Das große Scheitern des Hans Sachs

Von Bernd Stopka / Fotos von Andreas Birkigt

Richard Wagners Meistersinger von Nürnberg standen auf dem Programm, als das Opernhaus Leipzig am 9. Oktober 1960 wiedereröffnet wurde. Auch zur Feier des 50. Jubiläums der Einweihung des neuen Opernhauses hat man die Festoper eines der berühmtesten Söhne der Stadt gewählt. Als Regisseur wurde Jochen Biganzoli verpflichtet, der sich mit den Meistersingern auf verschiedenen Ebenen auseinandersetzt und auch den gefeierten Jahrestag in seine Inszenierung einbezieht. Dazu hat er sich mit seinem Team vielerlei Gedanken gemacht und Ideen gesammelt, von denen ein Teil im Programmheft nachzulesen ist und dessen Lektüre die Inszenierung verständlicher macht.

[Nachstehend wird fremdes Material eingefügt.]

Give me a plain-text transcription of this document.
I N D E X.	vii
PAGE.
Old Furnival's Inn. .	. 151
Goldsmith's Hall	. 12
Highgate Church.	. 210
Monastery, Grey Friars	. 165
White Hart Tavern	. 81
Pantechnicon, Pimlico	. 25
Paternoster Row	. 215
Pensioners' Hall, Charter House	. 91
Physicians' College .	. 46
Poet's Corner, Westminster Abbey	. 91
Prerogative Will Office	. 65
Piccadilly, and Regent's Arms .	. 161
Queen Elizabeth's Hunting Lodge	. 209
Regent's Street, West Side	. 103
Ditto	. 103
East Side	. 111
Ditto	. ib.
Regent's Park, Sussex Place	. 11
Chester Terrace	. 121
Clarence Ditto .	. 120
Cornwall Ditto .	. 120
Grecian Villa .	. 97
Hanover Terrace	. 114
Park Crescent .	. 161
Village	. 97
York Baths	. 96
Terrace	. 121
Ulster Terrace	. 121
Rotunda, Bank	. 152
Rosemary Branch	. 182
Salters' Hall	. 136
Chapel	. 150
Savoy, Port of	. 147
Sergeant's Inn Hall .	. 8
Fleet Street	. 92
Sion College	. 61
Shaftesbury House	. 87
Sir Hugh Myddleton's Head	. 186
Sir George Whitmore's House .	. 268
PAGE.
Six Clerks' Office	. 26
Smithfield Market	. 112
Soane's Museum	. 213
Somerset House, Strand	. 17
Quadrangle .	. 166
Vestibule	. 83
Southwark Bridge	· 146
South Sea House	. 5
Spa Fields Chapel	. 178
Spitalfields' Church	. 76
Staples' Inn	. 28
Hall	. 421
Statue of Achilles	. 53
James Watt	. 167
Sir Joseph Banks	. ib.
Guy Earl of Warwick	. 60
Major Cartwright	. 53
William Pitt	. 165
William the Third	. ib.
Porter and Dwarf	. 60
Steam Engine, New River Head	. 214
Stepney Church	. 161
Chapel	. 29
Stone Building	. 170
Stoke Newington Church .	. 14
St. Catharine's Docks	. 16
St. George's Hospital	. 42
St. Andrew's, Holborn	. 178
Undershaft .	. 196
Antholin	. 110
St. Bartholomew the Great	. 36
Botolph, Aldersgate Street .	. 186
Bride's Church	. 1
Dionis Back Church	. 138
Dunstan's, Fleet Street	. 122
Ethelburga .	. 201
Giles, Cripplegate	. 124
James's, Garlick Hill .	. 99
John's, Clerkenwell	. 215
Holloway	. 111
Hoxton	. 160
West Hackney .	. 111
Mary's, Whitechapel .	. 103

Vergrößerung in neuem Fenster Sachs (Wolfgang Brendel) und Beckmesser (Dietrich Henschel) vor
dem Nürnberg-Modell

Hans Sachs zeigt er als Verlierer, als einen, der dem Neuen gegenüber zwar zunächst aufgeschlossen ist, sich dann jedoch selbst eine Grube gräbt und die von ihm geliebte Eva an den Neuerer verliert. Sachs als Alkoholiker, als Gescheiterter, auch als brutaler Mann (was in Wagners Szenenbeschreibung durchaus auch vorkommt), der von Großem träumt und sich am Schluss als verzweifelter Bewahrer der Ordnung mit letzten Kräften nur noch lächerlich macht, ja laut ausgelacht wird und erst nach einem Herzinfarkt mit dem Schlusschor bejubelt wird. Er stirbt zwar nicht – aber mit schwach gewordenen oder gar toten Künstlern lässt es sich ja oft leichter umgehen, als mit denen, die noch etwas zu sagen oder gar vor etwas zu warnen haben. Das wird auch im Traum des Hans Sachs deutlich, als der der Aufzug der Zünfte umgedeutet wurde. Während des Quintetts wird das Bühnenbild auf die Seitenbühne geschoben, Sachs steht wie Wotan im Bühnennebel, wird mit Trompetenklängen gefoltert, Kisten mit Komponisten-Büsten schweben vom Bühneboden herab, Sachs wird zu einer Signierstunde geleitet („Hans Sachs – Mein Leben“), dann auf ein Podest gestellt und zunächst mit einer blau-gelben, dann mit einer Hakenkreuzfahne umwickelt, der Ziegenbock umtanzt ihn und entlarvt sich als Hitler. Ein Mädchen tanzt mit Sachs und demaskiert sich dann als Beckmesser. Erschöpft schläft er ein und wird erst vom „Wach auf!“-Chor geweckt. Durch den Traum wird ihm vieles, zu vieles bewusst und er flüchtet. Was ein Künstler im Laufe seines Lebens aushalten muss, wird hier gezeigt (- und ebenso was ein Dichterkomponist nach seinem Tode aushalten muss).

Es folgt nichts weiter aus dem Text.